Throughout the book, Gleeson calls for a move away from narrow and short-sighted analyses of immigrant integration that examine claims making only through the perspective of immigrants who are politically engaged or through service providers in a single location. Instead, she suggests that scholars first uncover the political field in its entirety to then locate the interconnections between different players that are crucial to claims-making outcomes. In following this approach, Gleeson finds that rates and success of immigrant workers claims depend on various factors. Despite being written into law and organizational missions, the process of protecting immigrant workers' rights is always influenced by local political contexts. In the heavily pro-union and mostly pro-immigrant San Jose, for example, the California Labor Commissioner plays an active role in protecting workers. This minimizes the need for other players to get involved, thereby freeing up civil society coalitions to organize around other important issues. In Houston, where workers are afforded only minimum protections, civil society and consular offices must step up to play important roles. With strong anti-immigrant sentiment and weak labor protections, this Texan city is home to more creative and diverse coalitions—notably also including an active business community—that work to protect workers' rights.

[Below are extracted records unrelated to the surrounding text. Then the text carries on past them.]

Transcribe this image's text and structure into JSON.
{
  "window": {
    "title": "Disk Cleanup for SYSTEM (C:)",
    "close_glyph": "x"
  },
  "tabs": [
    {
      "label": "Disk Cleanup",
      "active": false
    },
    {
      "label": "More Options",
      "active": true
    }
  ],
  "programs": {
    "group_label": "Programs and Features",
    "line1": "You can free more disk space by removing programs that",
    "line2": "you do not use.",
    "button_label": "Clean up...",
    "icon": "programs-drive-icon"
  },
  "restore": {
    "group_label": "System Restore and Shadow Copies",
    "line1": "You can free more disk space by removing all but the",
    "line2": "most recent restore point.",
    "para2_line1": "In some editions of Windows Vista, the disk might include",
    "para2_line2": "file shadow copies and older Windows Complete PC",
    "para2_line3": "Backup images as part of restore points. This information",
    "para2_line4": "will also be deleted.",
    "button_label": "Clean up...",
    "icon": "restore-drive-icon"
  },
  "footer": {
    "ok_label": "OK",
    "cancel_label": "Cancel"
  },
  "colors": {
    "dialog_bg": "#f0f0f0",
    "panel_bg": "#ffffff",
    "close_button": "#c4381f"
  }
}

The book's steady and thorough analysis represents an important breakthrough in the immigrant integration literature because it makes evident the political power of undocumented low-wage workers despite their immigration status, so long as other actors are able to work together well. Gleeson reveals the crucial links between different often-disjointed actors; when these are complementary, the patchwork of institutions successfully protects workers' rights, but when the organizational missions collide, workers are left with few resources. She has opened up the field of immigrant integration, offering a nuanced approach to the study of low-wage immigrant workers and the various actors that individually and collectively facilitate or deter their success. This gap between legal protections and actual rights is central in determining how immigrants will fare over the short- and long-term throughout the country.
Indeed, the book imparts key lessons for scholars in multiple fields. Immigration and sociology of law scholars will be interested to understand how studies of claims making are incomplete without analysis of the political field in which claims-making decisions are embedded. Moreover, political fields cannot be ascertained only through agencies' organizational missions, particularly when there are contradictory multilayered institutional missions. The same rule applies to elected officials who are guided not only by their campaign promises but also by the strength of their constituents' political sentiment. Finally, Gleeson reveals that despite their legal status, undocumented immigrant workers have considerable political power, but this is most effective when various players come together to adapt to the specific needs and conditions in each locale.